Even if Mrs. Pelosi and Mr. Mnuchin are able to reach an agreement, many Senate Republicans have said they are opposed to spending close to $2 trillion on another relief package, and it is unclear if Mr. Trump would be able to persuade enough of them to support it.
GOP aides and lawmakers said there was deep opposition in the Senate to authorizing nearly $2 trillion in new relief, on top of the roughly $3 trillion in federal aid that Congress has approved in coronavirus relief since March. Some Senate Republicans don’t support any additional spending, while for others anything over $1 trillion is too much to swallow. A handful of GOP senators in close re-election fights, however, have signaled they would support a higher number.
“If Speaker Pelosi ever lets the House reach a bipartisan agreement with the administration, the Senate would of course consider it. But Americans need help now,” Senate Majority Leader Mitch McConnell (R., Ky.) said Saturday.

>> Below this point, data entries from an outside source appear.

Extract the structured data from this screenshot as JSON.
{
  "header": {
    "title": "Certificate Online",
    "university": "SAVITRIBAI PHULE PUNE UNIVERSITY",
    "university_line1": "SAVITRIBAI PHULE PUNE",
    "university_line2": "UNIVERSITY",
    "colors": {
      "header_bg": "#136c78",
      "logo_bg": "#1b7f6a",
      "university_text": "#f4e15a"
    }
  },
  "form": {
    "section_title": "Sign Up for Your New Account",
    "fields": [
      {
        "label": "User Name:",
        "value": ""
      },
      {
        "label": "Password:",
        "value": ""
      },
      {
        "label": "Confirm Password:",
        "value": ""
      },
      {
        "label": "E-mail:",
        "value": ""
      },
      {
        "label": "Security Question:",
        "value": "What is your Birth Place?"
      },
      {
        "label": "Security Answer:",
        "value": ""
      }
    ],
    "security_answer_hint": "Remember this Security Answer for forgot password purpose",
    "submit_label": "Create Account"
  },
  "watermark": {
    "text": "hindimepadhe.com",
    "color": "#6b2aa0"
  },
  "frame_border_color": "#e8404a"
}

Mr. McConnell said he would bring to the Senate floor this coming week a roughly $500 billion relief bill including funding for schools, federal unemployment insurance and funds for vaccine distribution, among other measures. The Senate will also vote Tuesday on a separate bill providing additional funds for the Paycheck Protection Program, a $670 billion federal initiative that provides forgivable government-backed loans to small businesses grappling with the economic fallout of the pandemic. Authorization for PPP expired in August with roughly $130 billion of the funds left over.
Republicans said time was running out for the Senate to consider any new relief bill before Election Day, since the chamber is expected to spend the last week of October voting on Supreme Court nominee Amy Coney Barrett.
“If Democrats do not obstruct this legislation, we will have time to pass it before we turn to Judge Barrett’s nomination immediately after it comes out of committee,” Mr. McConnell said Saturday.
Democrats are expected to block the latest Senate GOP bills, which they have said are inadequate to meet the needs of the pandemic, holding out for a sweeping deal instead.
The president has expressed confidence that he would be able to flip reluctant Republicans.
“If we agree to something, the Republicans will agree to it,” Mr. Trump said Thursday night.